23. Hukuk Dairesi Esas No: 2014/9505 Karar No: 2015/240 Karar Tarihi: 16.01.2015
Yargıtay 23. Hukuk Dairesi 2014/9505 Esas 2015/240 Karar Sayılı İlamı
Özet:
Mahkeme, kooperatif ile üyeleri arasındaki davaların kooperatifin ikametgahı addolunan mahal mahkemesinde görülmesi gerektiğini belirtmiştir. Davanın takibe yapılan itirazın iptali istemiyle açıldığı ancak yetkili icra dairesinin gösterilmediği anlaşılmaktadır. İcra ve İflas Kanunu'nun 50. maddesi yollaması ile somut olayda uygulanması gereken ve itiraz tarihinde yürürlükte bulunan 1086 sayılı HMUK'nın 23. maddesine göre bir yetki itirazından söz etmek mümkün değildir. İcra dairesinin yetkisine yönelik itiraz bir karara bağlandıktan sonra, tarafların delil ve belgeleri toplanıp, oluşacak sonuca göre uyuşmazlığın esası yönünden karar vermek gerektiği belirtilmiştir. Kanun maddeleri olarak HUMK'nın 17/son cümlesi ve İİK'nın 50. maddesi gösterilmiştir.

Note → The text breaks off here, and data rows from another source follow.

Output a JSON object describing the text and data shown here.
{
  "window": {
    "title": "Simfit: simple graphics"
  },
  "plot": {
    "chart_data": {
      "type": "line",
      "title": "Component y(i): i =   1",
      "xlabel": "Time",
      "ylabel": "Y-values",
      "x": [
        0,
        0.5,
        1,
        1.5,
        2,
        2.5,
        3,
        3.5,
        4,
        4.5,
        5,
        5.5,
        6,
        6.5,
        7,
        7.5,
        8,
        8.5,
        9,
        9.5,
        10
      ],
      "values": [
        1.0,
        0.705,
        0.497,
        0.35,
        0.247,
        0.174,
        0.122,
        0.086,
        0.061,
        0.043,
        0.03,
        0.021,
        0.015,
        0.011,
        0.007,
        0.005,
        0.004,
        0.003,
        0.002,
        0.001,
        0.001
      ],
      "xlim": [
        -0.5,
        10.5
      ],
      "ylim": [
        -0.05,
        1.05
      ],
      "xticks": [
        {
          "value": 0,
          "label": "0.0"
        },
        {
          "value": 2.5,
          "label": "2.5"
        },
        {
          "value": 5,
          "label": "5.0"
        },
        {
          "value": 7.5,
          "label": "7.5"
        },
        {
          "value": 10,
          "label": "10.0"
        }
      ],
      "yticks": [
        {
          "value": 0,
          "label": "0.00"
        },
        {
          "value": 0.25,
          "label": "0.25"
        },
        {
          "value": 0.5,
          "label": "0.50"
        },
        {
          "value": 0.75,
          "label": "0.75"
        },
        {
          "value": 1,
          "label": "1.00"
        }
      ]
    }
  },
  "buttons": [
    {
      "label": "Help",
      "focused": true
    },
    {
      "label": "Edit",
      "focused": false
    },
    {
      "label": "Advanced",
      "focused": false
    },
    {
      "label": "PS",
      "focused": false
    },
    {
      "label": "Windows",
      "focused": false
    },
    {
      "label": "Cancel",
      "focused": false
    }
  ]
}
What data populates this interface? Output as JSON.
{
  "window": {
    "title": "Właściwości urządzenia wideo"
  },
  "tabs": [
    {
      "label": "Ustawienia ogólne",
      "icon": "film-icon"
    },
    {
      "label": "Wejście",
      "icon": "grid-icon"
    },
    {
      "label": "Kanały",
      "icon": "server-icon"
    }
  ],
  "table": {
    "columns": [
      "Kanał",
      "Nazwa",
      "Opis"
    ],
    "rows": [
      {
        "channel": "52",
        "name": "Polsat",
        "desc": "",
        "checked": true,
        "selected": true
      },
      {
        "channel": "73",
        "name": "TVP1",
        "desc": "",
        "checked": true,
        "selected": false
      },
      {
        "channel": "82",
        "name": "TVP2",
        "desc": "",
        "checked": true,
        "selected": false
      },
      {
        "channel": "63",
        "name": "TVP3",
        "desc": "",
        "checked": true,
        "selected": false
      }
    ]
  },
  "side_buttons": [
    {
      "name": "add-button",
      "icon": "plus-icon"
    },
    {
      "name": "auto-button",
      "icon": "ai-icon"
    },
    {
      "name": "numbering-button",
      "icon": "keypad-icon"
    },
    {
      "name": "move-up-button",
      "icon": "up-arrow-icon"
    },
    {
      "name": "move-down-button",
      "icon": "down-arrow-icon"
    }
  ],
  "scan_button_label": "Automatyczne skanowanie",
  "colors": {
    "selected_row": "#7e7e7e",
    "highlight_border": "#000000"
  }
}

23. Hukuk Dairesi 2014/9505 E. , 2015/240 K.
"İçtihat Metni"
MAHKEMESİ :Asliye Hukuk Mahkemesi
Taraflar arasındaki itirazın iptali davasının bozma kararına uyularak yapılan yargılaması sonunda ilamda yazılı nedenlerden dolayı davanın reddine yönelik olarak verilen hükmün süresi içinde davacı vekilince temyiz edilmesi üzerine dosya incelendi, gereği konuşulup düşünüldü. -K A R A R- Davacı vekili, davalının senede dayalı 16.156,86 TL"lik borcunun bulunduğunu, bunun tahsili için .... İcra Müdürlüğü"nün 2007/2407 sayılı dosyası ile takibe girişildiğini, ancak davalının borca, faize ve yetkiye itiraz ettiğini ileri sürerek, itirazın iptaliyle davalı aleyhine icra inkâr tazminatına hükmedilmesini talep ve dava etmiştir. Davalı, icra dairesinin ve mahkemenin yetkisiz olduklarını savunarak, davanın reddini istemiştir. Mahkemece iddia, savunma, bozma ilamı ve tüm dosya kapsamına göre; HUMK"nın 17/son cümlesi gereğince tüzel kişi olan kooperatif ile üyeleri arasındaki davaların kooperatifin ikametgahı addolunan mahal mahkemesinde görülmesi gerektiği, kooperatif merkezinin ... ili olduğu, yetkili icra dairesinde yapılmış geçerli bir takip bulunmadığı, bu durumda davanın sırf bu nedenle reddinin gerektiği gerekçesiyle, davanın reddine karar verilmiştir. Kararı, davacı vekili temyiz etmiştir. Dava; takibe yapılan itirazın iptali istemine ilişkin olup, girişilen takibe karşı davalı tarafça borç ve fer"ilerinin yanında yetkiye de itiraz edildiği, ancak yetkili icra dairesinin gösterilmediği anlaşılmaktadır. Bu durumda, İcra ve İflas Kanunu"nun 50. maddesi yollaması ile somut olayda uygulanması gereken ve itiraz tarihinde yürürlükte bulunan 1086 sayılı HMUK"nın 23. maddesince uygun bir yetki itirazından söz etmek mümkün değildir. Açıklanan hususlar karşısında, İİK"nın 50. maddesi gereğince icra dairesinin yetkisine yönelik itiraz bir karara bağlandıktan sonra, tarafların delil ve belgeleri toplanıp, oluşacak sonuca göre uyuşmazlığın esası yönünden karar vermek gerekirken, yazılı şekilde hüküm kurulmasında isabet görülmemiştir. SONUÇ:Yukarıda açıklanan nedenlerle, davacı vekilinin temyiz itirazlarının kabulü ile hükmün, davacı yararına BOZULMASINA, peşin alınan harcın istek halinde iadesine, kararın tebliğinden itibaren 15 gün içerisinde karar düzeltme yolu açık olmak üzere, 16.01.2015 tarihinde oybirliğiyle karar verildi.